Leavy saw problems with the analogy.

"First, gambling costs a person a lot of money and there is the problem of chasing debts—borrowing money, lying and stealing to get more. There is no such cost to Internet use, unless you go way beyond Internet use to look at on-line shopping and then you might as well look at shopping only.

"Second, most people with gambling problems experience a big win early in their gambling career and this high fosters a habit of wanting to get it back again. Gambling is, by its very nature, a risk-taking, arousing activity. I doubt that anyone can see a ‘big win,’ risk-taking and arousal as a central part of Internet use. So the comparisons are probably pretty lame."

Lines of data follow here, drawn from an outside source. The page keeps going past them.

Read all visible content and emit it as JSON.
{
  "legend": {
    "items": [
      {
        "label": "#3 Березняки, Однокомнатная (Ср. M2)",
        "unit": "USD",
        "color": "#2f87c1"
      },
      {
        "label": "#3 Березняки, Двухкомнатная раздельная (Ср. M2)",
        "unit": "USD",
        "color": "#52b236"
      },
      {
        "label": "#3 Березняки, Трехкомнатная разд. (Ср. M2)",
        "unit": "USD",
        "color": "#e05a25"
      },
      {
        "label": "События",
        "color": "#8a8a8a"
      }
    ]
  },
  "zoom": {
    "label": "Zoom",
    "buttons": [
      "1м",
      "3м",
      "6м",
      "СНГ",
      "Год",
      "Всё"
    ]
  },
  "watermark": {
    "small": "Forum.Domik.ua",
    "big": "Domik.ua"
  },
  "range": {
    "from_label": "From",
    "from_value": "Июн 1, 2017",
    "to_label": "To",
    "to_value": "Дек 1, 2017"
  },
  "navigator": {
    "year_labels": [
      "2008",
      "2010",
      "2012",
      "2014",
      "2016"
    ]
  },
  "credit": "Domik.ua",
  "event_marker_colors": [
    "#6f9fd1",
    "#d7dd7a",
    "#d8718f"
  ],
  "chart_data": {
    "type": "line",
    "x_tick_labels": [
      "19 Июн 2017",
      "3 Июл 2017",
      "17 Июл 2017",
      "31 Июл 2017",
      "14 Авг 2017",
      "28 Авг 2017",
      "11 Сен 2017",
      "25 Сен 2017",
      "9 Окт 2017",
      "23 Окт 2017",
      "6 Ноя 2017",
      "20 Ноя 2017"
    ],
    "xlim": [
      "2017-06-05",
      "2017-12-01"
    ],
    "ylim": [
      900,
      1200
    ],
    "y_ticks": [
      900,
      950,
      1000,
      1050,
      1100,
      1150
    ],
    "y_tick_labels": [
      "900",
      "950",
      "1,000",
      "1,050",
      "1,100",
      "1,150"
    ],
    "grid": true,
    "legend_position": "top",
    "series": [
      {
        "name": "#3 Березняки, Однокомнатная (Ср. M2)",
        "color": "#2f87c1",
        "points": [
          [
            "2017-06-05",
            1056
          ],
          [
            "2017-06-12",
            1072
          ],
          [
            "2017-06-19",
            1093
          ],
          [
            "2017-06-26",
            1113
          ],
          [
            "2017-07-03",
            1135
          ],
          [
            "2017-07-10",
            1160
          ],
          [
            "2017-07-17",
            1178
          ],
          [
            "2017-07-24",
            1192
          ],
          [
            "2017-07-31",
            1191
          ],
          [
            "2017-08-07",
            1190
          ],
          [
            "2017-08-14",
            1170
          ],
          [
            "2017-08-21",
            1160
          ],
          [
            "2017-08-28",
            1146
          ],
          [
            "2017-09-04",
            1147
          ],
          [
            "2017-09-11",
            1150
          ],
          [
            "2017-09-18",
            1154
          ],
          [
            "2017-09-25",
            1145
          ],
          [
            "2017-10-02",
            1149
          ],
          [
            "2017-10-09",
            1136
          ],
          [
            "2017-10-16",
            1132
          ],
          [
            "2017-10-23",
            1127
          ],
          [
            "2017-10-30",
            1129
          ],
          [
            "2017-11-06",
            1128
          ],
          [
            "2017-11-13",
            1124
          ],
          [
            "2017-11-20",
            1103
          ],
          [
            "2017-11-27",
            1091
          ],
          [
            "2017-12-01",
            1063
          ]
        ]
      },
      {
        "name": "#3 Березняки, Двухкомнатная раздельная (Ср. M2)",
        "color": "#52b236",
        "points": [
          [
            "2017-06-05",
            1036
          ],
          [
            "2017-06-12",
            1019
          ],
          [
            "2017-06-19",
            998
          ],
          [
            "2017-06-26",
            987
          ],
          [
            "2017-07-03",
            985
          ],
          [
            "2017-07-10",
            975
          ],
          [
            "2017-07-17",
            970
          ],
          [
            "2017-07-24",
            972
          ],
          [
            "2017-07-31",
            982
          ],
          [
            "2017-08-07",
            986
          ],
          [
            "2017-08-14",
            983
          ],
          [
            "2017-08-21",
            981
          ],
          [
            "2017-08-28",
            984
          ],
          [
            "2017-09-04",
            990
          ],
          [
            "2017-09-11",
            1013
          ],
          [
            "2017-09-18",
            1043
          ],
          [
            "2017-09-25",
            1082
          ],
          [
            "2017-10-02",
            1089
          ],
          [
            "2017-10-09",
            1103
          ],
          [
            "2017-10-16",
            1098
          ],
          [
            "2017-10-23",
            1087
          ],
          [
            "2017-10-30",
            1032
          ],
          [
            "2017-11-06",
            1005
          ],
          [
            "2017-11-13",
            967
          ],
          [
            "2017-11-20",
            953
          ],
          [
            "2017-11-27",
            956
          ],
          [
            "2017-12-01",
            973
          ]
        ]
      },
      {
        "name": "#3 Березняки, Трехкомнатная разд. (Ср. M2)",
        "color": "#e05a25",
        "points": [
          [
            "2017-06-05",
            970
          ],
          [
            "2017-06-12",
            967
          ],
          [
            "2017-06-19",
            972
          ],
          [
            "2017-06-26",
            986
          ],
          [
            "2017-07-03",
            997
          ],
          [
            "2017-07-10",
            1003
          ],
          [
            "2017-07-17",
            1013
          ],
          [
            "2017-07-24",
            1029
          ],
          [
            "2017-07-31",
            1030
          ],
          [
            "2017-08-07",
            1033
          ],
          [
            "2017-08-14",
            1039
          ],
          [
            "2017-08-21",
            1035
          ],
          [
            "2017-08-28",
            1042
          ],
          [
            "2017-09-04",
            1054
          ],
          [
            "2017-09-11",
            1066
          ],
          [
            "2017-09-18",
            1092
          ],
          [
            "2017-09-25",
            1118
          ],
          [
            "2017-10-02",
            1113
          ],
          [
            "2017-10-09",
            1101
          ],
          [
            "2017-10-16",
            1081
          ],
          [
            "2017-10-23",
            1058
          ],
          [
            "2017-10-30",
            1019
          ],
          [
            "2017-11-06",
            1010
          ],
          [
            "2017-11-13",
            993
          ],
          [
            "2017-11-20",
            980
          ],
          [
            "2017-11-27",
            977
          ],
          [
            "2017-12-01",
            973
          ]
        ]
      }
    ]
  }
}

The OWU student survey, in fact, differed from Greenfield’s survey by giving examples of illegal behavior online: copying software, fraud and theft.

"That may not have been a bad idea," Greenfield said. "We didn’t have actual examples directly applicable. We might want to add downloading child pornography and scanning copyrighted images, though that might be covered by fraud."

Greenfield has used one tool extensively against Internet addiction—the Internet itself. In addition to the ABCNEWS.com study and articles, his own web site (www.virtual-addiction.com) provides links to news items, psychological studies and an Internet addiction self-appraisal test. Another web site, the Center for Online Addiction (www.netaddiction.com), even has a ‘virtual clinic’ where patients can receive Internet addiction counseling in a chat room—for $75 each 60-minute session.

Greenfield said Internet addiction is becoming more accepted by users.

"When I started it I got a lot of negative email—people thought I was crazy, or that it was blasphemous to say this about the net," he said. "Lately, I’m not getting that. I get the sense people now think the Internet’s not all good."

LaMar agreed.

"This is a critical aspect of technology that we need to consider," he said. "As the Internet continues to be pervasive in every aspect of our world, we have to make sure that we don't lose touch with our humanity."

Greenfield said even if Internet addiction isn’t scientifically proven, addressing it has helped some patients.

"Of course it’s reasonable to criticize the research," Greenfield said. "Obviously as a doctor and a scientist I have to walk a fine line between proof of something scientifically and its clinical usefulness.

"There is some risk that people will think they have a problem and really don’t, but it’s worth the risk. The pros far outweigh the negatives."

McDonald, however, is still skeptical.

"People spend a lot of time online. It doesn’t mean they’re addicted. When we first got the Internet I was on the computer every night after work for hours and hours. I just grew out of it. There’s so much stuff you can do that you have to see all of it, but eventually you calm down."